The troubled origins of the Italian Catholic labor movement, 1878–1914
In his book, Sándor Agócs explores the conflicts that accompanied the emergence of the Italian Catholic labor movement. He examines the ideologies that were at work and details the organizational forms they inspired.
During the formative years of the Italian labor movement, Neo-Thomism became the official ideology of the church. Church leadership drew upon the central Thomistic principal of caritas, Christian love, in its response to the social climate in Italy, which had become increasingly charged with class consciousness and conflict. Aquinas’s principles ruled out class struggle as contrary to the spirit of Christianity and called for a symbiotic relationship among the various social strata. Neo-Thomistic philosophy also emphasized the social functions of property, a principle that demanded the paternalistic care and tutelage of the interests of working people by the wealthy.

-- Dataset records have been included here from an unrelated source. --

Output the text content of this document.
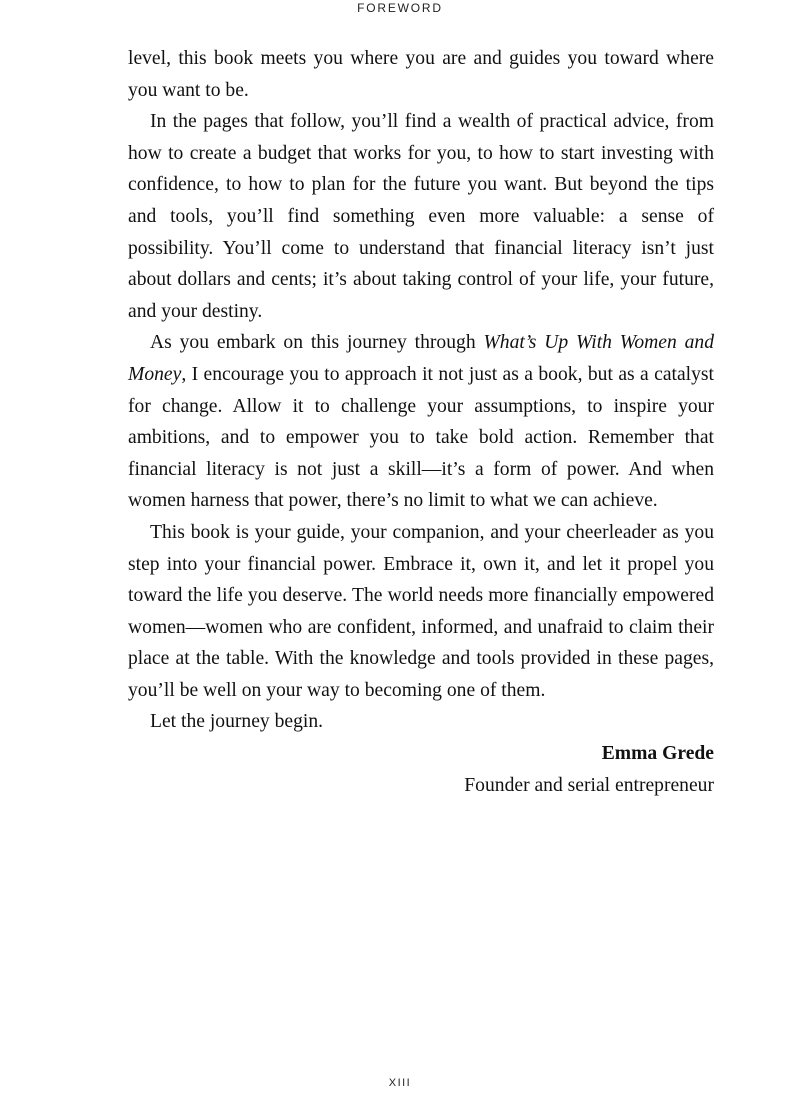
FOREWORD

level, this book meets you where you are and guides you toward where you want to be.

In the pages that follow, you’ll find a wealth of practical advice, from how to create a budget that works for you, to how to start investing with confidence, to how to plan for the future you want. But beyond the tips and tools, you’ll find something even more valuable: a sense of possibility. You’ll come to understand that financial literacy isn’t just about dollars and cents; it’s about taking control of your life, your future, and your destiny.

As you embark on this journey through What’s Up With Women and Money, I encourage you to approach it not just as a book, but as a catalyst for change. Allow it to challenge your assumptions, to inspire your ambitions, and to empower you to take bold action. Remember that financial literacy is not just a skill—it’s a form of power. And when women harness that power, there’s no limit to what we can achieve.

This book is your guide, your companion, and your cheerleader as you step into your financial power. Embrace it, own it, and let it propel you toward the life you deserve. The world needs more financially empowered women—women who are confident, informed, and unafraid to claim their place at the table. With the knowledge and tools provided in these pages, you’ll be well on your way to becoming one of them.

Let the journey begin.

Emma Grede

Founder and serial entrepreneur

XIII
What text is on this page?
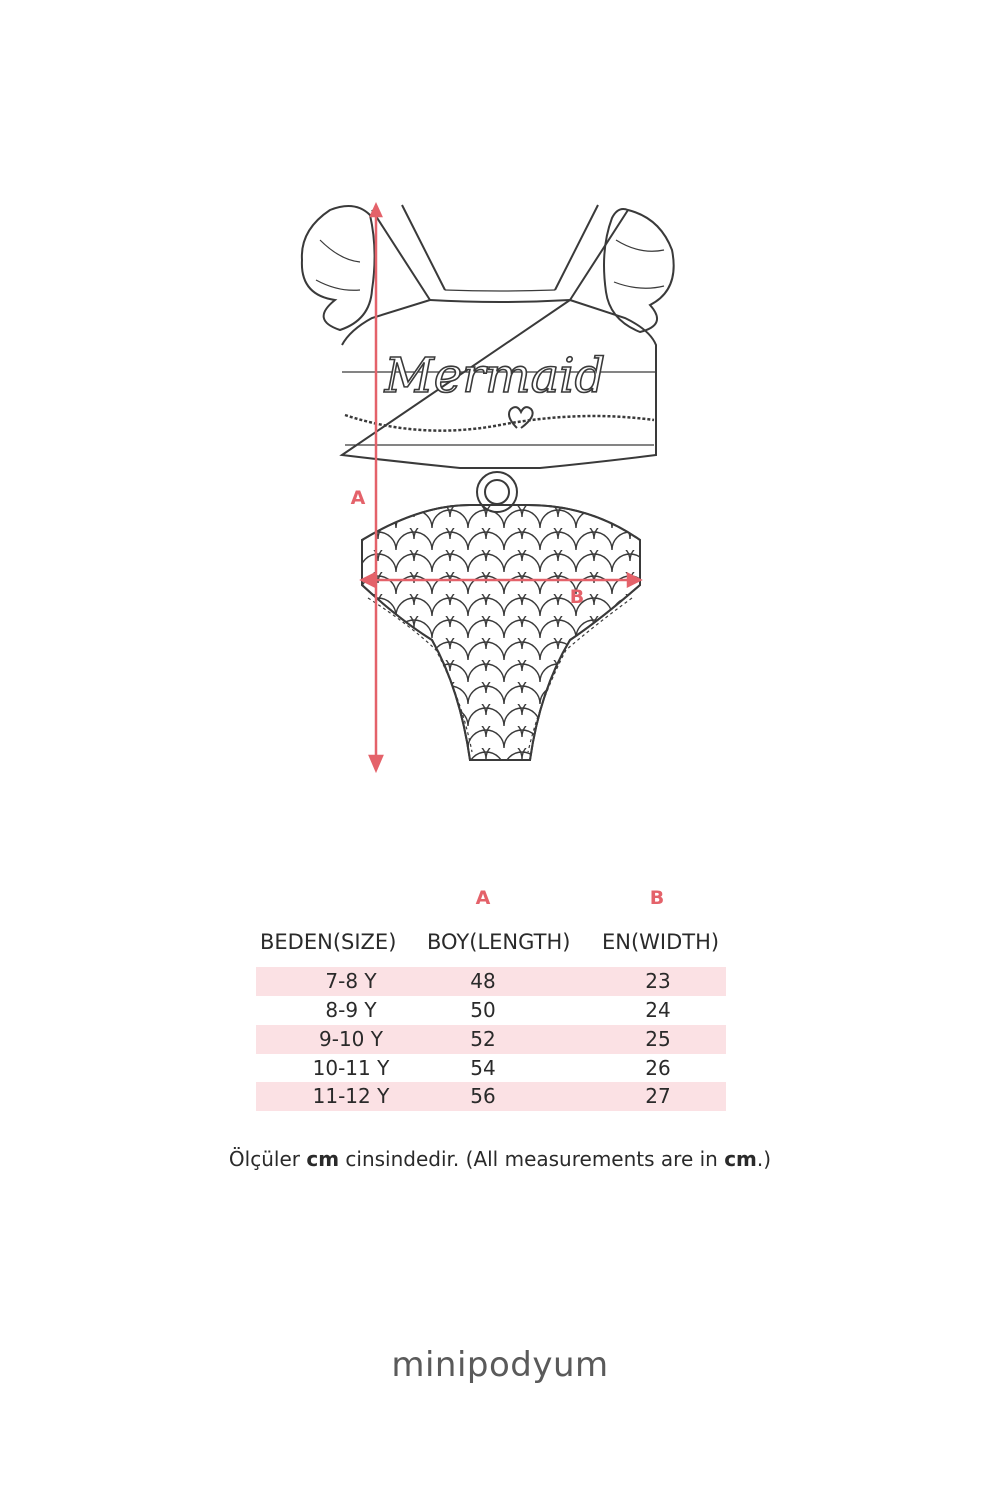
Mermaid
A
B
A	B
BEDEN(SIZE) BOY(LENGTH) EN(WIDTH)
7-8 Y	48	23
8-9 Y	50	24
9-10 Y	52	25
10-11 Y	54	26
11-12 Y	56	27
Ölçüler cm cinsindedir. (All measurements are in cm.)
minipodyum
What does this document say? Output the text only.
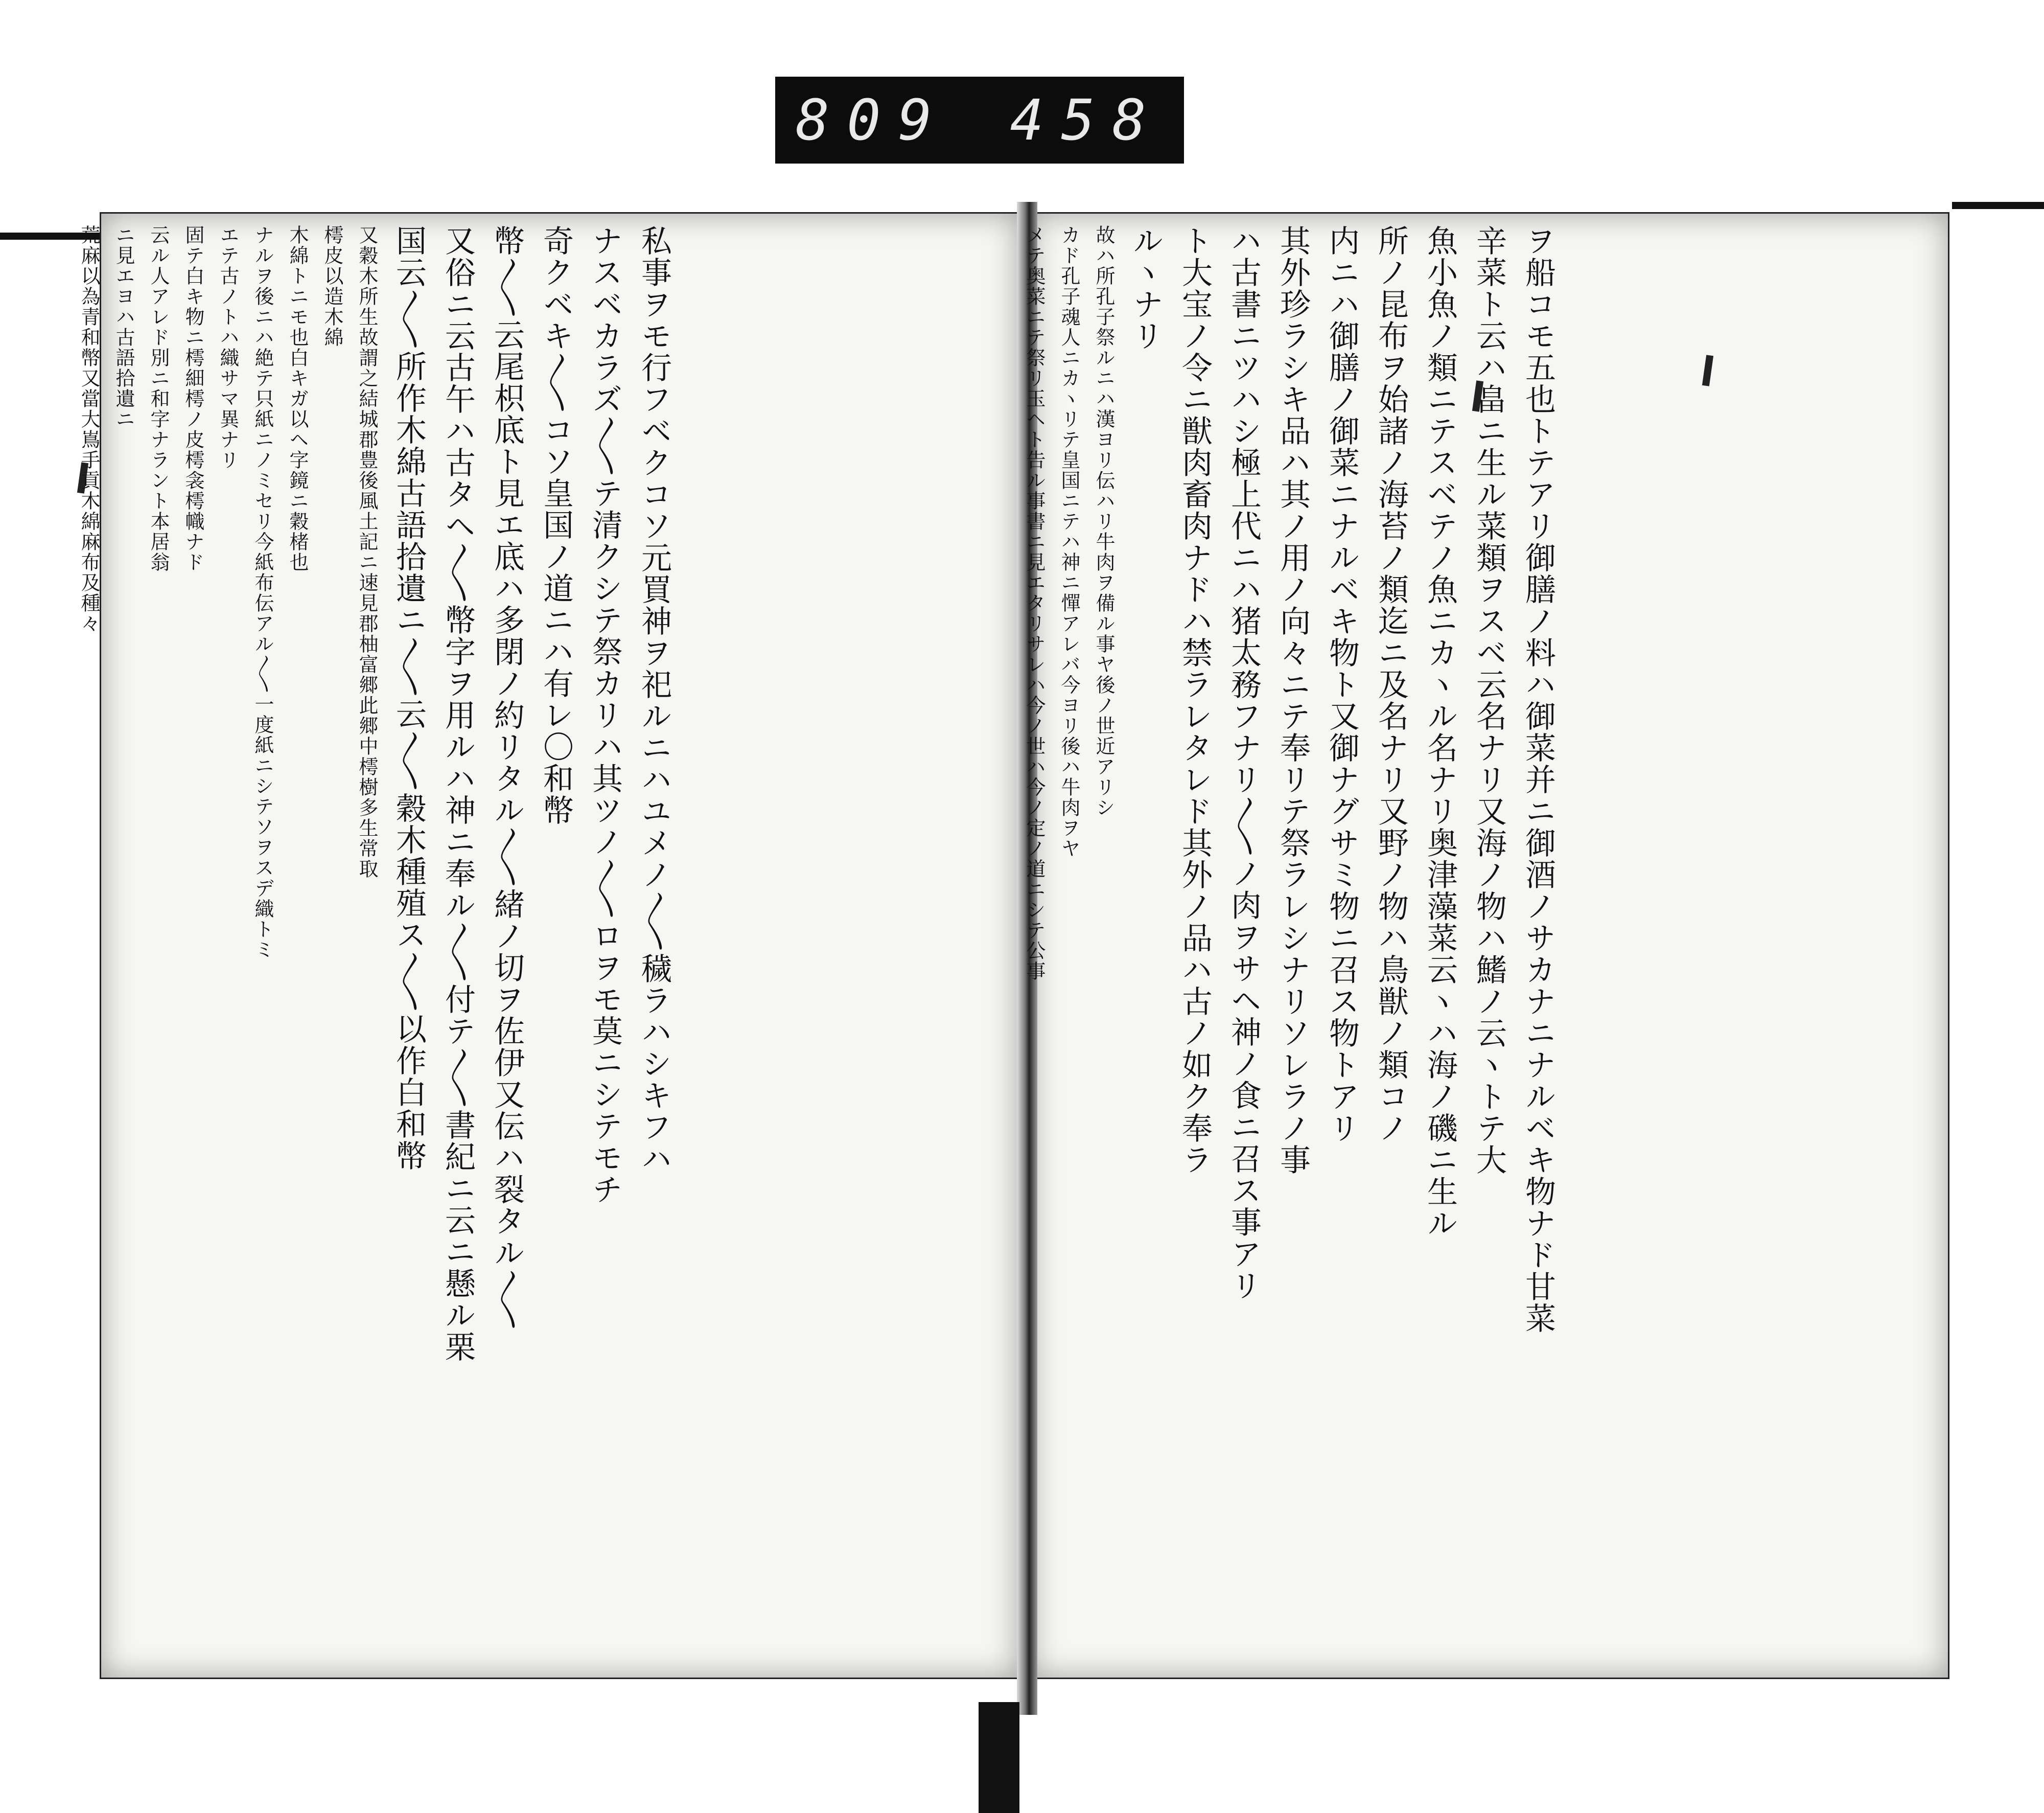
809 458
私事ヲモ行フベクコソ元買神ヲ祀ルニハユメノ〳〵穢ラハシキフハ
ナスベカラズ〳〵テ清クシテ祭カリハ其ツノ〳〵ロヲモ莫ニシテモチ
奇クベキ〳〵コソ皇国ノ道ニハ有レ〇和幣
幣〳〵云尾枳底ト見エ底ハ多閉ノ約リタル〳〵緒ノ切ヲ佐伊又伝ハ裂タル〳〵
又俗ニ云古午ハ古タヘ〳〵幣字ヲ用ルハ神ニ奉ル〳〵付テ〳〵書紀ニ云ニ懸ル栗
国云〳〵所作木綿古語拾遺ニ〳〵云〳〵穀木種殖ス〳〵以作白和幣
又穀木所生故謂之結城郡豊後風土記ニ速見郡柚富郷此郷中樗樹多生常取
樗皮以造木綿
木綿トニモ也白キガ以ヘ字鏡ニ穀楮也
ナルヲ後ニハ絶テ只紙ニノミセリ今紙布伝アル〳〵一度紙ニシテソヲスデ織トミ
エテ古ノトハ織サマ異ナリ
固テ白キ物ニ樗細樗ノ皮樗衾樗幟ナド
云ル人アレド別ニ和字ナラント本居翁
ニ見エヨハ古語拾遺ニ
荒麻以為青和幣又當大嶌手貢木綿麻布及種々	ヲ船コモ五也トテアリ御膳ノ料ハ御菜并ニ御酒ノサカナニナルベキ物ナド甘菜
辛菜ト云ハ畠ニ生ル菜類ヲスベ云名ナリ又海ノ物ハ鰭ノ云ヽトテ大
魚小魚ノ類ニテスベテノ魚ニカヽル名ナリ奥津藻菜云ヽハ海ノ磯ニ生ル
所ノ昆布ヲ始諸ノ海苔ノ類迄ニ及名ナリ又野ノ物ハ鳥獣ノ類コノ
内ニハ御膳ノ御菜ニナルベキ物ト又御ナグサミ物ニ召ス物トアリ
其外珍ラシキ品ハ其ノ用ノ向々ニテ奉リテ祭ラレシナリソレラノ事
ハ古書ニツハシ極上代ニハ猪太務フナリ〳〵ノ肉ヲサヘ神ノ食ニ召ス事アリ
ト大宝ノ令ニ獣肉畜肉ナドハ禁ラレタレド其外ノ品ハ古ノ如ク奉ラ
ルヽナリ
故ハ所孔子祭ルニハ漢ヨリ伝ハリ牛肉ヲ備ル事ヤ後ノ世近アリシ
カド孔子魂人ニカヽリテ皇国ニテハ神ニ憚アレバ今ヨリ後ハ牛肉ヲヤ
メテ奥菜ニテ祭リ玉ヘト告ル事書ニ見エタリサレハ今ノ世ハ今ノ定ノ道ニシテ公事
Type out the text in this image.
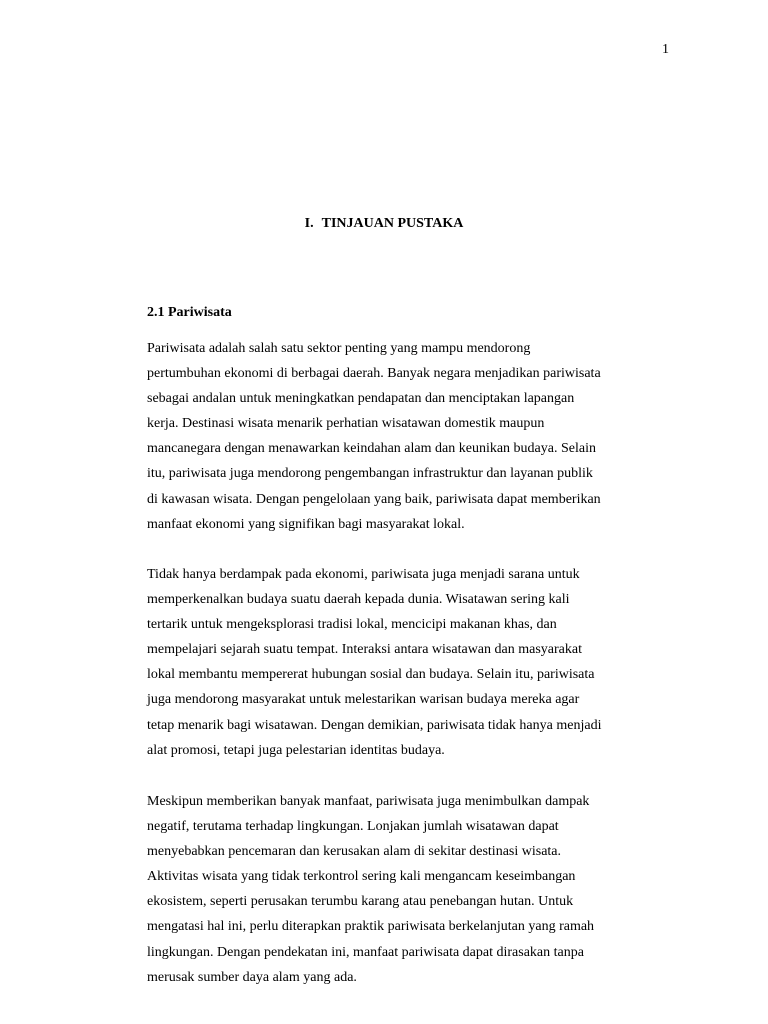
1
I. TINJAUAN PUSTAKA
2.1 Pariwisata
Pariwisata adalah salah satu sektor penting yang mampu mendorong
pertumbuhan ekonomi di berbagai daerah. Banyak negara menjadikan pariwisata
sebagai andalan untuk meningkatkan pendapatan dan menciptakan lapangan
kerja. Destinasi wisata menarik perhatian wisatawan domestik maupun
mancanegara dengan menawarkan keindahan alam dan keunikan budaya. Selain
itu, pariwisata juga mendorong pengembangan infrastruktur dan layanan publik
di kawasan wisata. Dengan pengelolaan yang baik, pariwisata dapat memberikan
manfaat ekonomi yang signifikan bagi masyarakat lokal.
Tidak hanya berdampak pada ekonomi, pariwisata juga menjadi sarana untuk
memperkenalkan budaya suatu daerah kepada dunia. Wisatawan sering kali
tertarik untuk mengeksplorasi tradisi lokal, mencicipi makanan khas, dan
mempelajari sejarah suatu tempat. Interaksi antara wisatawan dan masyarakat
lokal membantu mempererat hubungan sosial dan budaya. Selain itu, pariwisata
juga mendorong masyarakat untuk melestarikan warisan budaya mereka agar
tetap menarik bagi wisatawan. Dengan demikian, pariwisata tidak hanya menjadi
alat promosi, tetapi juga pelestarian identitas budaya.
Meskipun memberikan banyak manfaat, pariwisata juga menimbulkan dampak
negatif, terutama terhadap lingkungan. Lonjakan jumlah wisatawan dapat
menyebabkan pencemaran dan kerusakan alam di sekitar destinasi wisata.
Aktivitas wisata yang tidak terkontrol sering kali mengancam keseimbangan
ekosistem, seperti perusakan terumbu karang atau penebangan hutan. Untuk
mengatasi hal ini, perlu diterapkan praktik pariwisata berkelanjutan yang ramah
lingkungan. Dengan pendekatan ini, manfaat pariwisata dapat dirasakan tanpa
merusak sumber daya alam yang ada.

In applying these principles to the nascent labor movement, the church's leadership called for a mixed union (misto), whose membership would include both capitalists and workers. They argued that this type of union best reflected the tenets of Neo-Thomistic social philosophy. In addition, through its insistence on the misto, the church was also motivated by an obsessive concern with socialism, which it viewed as a threat, and by a fear of the working classes, which it associated with socialism, which it viewed as a threat, and by a fear of the working classes, which it associated with socialism. In pressing for the mixed union, therefore, the church leadership hoped not only to realize Neo-Thomistic principles, but also to defuse class struggle and prevent the proletariat from becoming a viable social and political force.
Catholic activists, who were called upon to put ideas into practice and confronted social realities daily, learned that the "mixed" unions were a utopian vision that could not be realized. They knew that the age of paternalism was over and that neither the workers not the capitalists were interested in the mixed union. In its stead, the activists urged for the "simple" union, an organization for workers only. The conflict which ensued pitted the bourgeoisie and the Catholic hierarchy against the young activists.
Sándor Agócs reveals precisely in what way Catholic social thought was inadequate to deal with the realities of unionization and why Catholics were unable to present a reasonable alternative.